The FED had it’s meeting this week and made some observations and projections that they supported with their “FACTS”. While Jerome Powell has tried to bury his whole “tapering” comments with a simple shrug of the shoulders and the comment that we won’t use the word transitory any longer, it doesn’t absolve the facts that keep getting shared are just as big a fantasy going forward. So how about we just get real here for the next few minutes.
With all the data the FED looks at, it’s hard not to see they almost always ignore reality. CPI & PPI are significantly flawed measurements because one doesn’t take a real measure of costs, especially food, energy, and housing. When they do look at those numbers, the measurements they use so far behind the reality, it almost makes it a moot point. The other makes assumptions as to how much of the increase in costs will manufactures past along to the consumer.

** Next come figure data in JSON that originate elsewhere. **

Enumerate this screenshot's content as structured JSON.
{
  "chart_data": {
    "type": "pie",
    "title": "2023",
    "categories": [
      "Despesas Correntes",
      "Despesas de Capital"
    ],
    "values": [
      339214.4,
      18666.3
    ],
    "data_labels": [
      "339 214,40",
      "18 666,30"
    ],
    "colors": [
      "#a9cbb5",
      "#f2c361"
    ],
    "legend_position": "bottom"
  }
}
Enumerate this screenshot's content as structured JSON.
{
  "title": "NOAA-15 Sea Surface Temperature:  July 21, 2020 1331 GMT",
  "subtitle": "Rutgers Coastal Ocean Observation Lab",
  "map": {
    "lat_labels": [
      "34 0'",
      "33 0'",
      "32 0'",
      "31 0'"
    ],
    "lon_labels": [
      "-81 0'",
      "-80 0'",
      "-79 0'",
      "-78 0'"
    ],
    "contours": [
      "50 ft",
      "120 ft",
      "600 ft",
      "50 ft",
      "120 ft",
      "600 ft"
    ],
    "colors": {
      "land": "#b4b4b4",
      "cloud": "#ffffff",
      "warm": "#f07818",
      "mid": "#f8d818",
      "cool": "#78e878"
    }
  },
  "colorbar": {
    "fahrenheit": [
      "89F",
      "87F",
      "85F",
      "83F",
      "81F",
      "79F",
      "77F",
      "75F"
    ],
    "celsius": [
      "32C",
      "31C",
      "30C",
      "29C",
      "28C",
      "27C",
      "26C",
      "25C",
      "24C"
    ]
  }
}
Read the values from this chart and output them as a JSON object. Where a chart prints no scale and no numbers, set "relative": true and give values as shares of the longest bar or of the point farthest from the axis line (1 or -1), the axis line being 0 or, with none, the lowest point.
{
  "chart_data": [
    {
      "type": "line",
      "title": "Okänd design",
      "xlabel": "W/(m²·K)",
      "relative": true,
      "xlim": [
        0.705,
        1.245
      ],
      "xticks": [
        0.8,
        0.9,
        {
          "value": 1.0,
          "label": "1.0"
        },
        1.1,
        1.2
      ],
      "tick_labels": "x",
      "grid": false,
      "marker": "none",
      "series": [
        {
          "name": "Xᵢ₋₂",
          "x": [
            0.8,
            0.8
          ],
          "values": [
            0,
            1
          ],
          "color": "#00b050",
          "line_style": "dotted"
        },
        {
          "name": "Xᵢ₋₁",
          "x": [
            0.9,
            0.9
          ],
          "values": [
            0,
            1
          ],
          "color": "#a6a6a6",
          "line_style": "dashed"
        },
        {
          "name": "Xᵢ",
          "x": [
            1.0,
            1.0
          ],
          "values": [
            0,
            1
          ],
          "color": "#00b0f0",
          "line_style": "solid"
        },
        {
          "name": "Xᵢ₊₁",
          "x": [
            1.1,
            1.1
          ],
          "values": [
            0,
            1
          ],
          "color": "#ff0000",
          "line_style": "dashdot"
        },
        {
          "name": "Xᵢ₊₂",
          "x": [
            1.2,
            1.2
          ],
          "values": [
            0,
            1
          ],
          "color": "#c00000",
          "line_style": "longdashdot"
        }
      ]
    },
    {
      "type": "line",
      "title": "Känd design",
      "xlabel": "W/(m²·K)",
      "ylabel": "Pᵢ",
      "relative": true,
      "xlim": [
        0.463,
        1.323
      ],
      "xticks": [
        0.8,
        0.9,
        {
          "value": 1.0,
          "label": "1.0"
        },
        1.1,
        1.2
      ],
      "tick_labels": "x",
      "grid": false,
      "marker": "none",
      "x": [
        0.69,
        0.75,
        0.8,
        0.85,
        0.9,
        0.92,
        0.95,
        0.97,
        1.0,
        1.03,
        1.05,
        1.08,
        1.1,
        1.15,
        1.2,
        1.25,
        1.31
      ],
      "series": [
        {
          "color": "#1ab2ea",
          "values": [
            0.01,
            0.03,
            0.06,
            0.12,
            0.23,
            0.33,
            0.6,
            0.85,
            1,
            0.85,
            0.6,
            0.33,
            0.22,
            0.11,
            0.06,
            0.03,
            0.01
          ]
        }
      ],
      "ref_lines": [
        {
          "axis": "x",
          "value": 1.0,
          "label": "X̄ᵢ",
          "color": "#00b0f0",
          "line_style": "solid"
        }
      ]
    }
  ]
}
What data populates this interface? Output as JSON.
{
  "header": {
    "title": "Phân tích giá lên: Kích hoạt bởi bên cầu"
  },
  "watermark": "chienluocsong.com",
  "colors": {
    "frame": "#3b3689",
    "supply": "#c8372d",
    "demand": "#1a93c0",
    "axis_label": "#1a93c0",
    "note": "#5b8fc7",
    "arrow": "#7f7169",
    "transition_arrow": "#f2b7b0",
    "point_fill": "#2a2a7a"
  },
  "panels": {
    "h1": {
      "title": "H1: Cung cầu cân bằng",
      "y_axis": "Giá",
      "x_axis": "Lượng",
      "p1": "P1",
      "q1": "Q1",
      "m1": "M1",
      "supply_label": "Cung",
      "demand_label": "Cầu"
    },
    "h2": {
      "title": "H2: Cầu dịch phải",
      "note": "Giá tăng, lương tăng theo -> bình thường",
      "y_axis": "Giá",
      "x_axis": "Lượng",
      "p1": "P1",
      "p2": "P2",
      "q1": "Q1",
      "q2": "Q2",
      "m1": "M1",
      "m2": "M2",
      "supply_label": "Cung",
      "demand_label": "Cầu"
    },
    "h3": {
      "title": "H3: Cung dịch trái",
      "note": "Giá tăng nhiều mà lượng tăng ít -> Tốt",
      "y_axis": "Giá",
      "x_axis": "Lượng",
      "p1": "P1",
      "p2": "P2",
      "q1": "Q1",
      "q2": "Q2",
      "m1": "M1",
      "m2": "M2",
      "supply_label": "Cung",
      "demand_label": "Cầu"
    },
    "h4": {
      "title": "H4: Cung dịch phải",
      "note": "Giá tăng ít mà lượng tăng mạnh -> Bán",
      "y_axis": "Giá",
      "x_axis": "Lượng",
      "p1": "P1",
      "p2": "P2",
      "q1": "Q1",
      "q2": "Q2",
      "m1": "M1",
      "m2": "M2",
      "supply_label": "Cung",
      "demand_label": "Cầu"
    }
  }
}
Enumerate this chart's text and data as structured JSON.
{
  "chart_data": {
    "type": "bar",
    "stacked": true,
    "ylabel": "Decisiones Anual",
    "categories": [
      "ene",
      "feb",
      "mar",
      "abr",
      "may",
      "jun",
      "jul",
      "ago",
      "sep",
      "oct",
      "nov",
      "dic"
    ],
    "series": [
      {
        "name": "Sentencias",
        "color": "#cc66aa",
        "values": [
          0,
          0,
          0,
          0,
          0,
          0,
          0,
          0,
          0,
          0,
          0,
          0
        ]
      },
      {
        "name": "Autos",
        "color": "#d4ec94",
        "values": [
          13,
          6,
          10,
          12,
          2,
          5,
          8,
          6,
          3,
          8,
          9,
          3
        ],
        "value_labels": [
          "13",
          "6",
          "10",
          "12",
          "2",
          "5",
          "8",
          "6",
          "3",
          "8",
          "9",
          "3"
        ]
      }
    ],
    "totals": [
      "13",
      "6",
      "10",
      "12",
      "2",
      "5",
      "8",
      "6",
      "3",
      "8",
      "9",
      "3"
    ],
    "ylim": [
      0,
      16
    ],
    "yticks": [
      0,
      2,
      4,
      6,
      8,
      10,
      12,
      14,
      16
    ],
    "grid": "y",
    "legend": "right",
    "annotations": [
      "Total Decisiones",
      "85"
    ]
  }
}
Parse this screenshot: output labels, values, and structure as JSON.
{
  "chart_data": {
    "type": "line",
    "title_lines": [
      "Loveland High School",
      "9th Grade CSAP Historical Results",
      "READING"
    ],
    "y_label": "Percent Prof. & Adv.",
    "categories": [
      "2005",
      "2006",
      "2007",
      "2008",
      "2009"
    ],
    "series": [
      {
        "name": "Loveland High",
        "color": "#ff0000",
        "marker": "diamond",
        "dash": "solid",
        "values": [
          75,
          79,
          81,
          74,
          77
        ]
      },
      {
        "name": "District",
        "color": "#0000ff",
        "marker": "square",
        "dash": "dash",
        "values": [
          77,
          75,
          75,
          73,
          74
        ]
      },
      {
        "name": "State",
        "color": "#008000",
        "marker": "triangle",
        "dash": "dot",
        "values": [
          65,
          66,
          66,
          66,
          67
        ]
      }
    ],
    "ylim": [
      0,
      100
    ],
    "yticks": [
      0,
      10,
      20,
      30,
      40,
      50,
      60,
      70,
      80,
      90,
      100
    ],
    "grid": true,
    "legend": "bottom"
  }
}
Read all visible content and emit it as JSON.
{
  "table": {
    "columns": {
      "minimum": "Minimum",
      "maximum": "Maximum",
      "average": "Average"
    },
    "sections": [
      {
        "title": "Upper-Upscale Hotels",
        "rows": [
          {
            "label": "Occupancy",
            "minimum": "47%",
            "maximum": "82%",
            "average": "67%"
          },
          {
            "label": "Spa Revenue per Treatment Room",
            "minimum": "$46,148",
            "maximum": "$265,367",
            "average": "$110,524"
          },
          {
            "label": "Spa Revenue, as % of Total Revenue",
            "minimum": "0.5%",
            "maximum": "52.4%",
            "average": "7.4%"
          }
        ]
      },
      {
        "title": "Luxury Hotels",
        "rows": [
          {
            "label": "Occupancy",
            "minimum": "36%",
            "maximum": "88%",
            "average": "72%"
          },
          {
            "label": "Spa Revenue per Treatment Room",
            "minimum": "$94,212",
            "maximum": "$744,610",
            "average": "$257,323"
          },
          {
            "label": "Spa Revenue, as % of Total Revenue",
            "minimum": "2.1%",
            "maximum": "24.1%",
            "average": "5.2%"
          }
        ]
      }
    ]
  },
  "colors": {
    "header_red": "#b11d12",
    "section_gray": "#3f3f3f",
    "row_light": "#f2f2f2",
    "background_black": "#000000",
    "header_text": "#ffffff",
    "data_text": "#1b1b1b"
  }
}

So, when the FED inflation data says one thing, we as consumers know that things are far worse. You can’t just strip out food and energy and say here it is! You can think that significantly higher wages aren’t going to just not get calculated into the price to the street. You can make mandates, raise taxes, reduce supply, and NOT expect that some how it all works out fine. So, let’s get real. The FED will reduce its bond and treasury purchases by 30B a month, which means by March they should be done completely. That is when they can start raising rates. By their own projections, the consensus is that through 2022 and 2023 we should see 1.5% rise in the FED Funds rate. How it gets spaced out and in what increments will depend on what they see in their tea leaves. While I am never confident in the FEDs ability to forecast, I do think it will happen sooner rather than later. That fact that it will start to happen sooner is good news because it needs to happen, and I believe the long-term securities will benefit from a serious move to tackle inflation.
In the mortgage industry inflation is the devil. The sooner there is a serious attempt to deal with it, the quicker the market will get to the new “normal” and everyone can adjust accordingly! Elimination of FED purchases and higher FED Funds rates will be a good thing in the long run. For the short term, if you like it, lock it!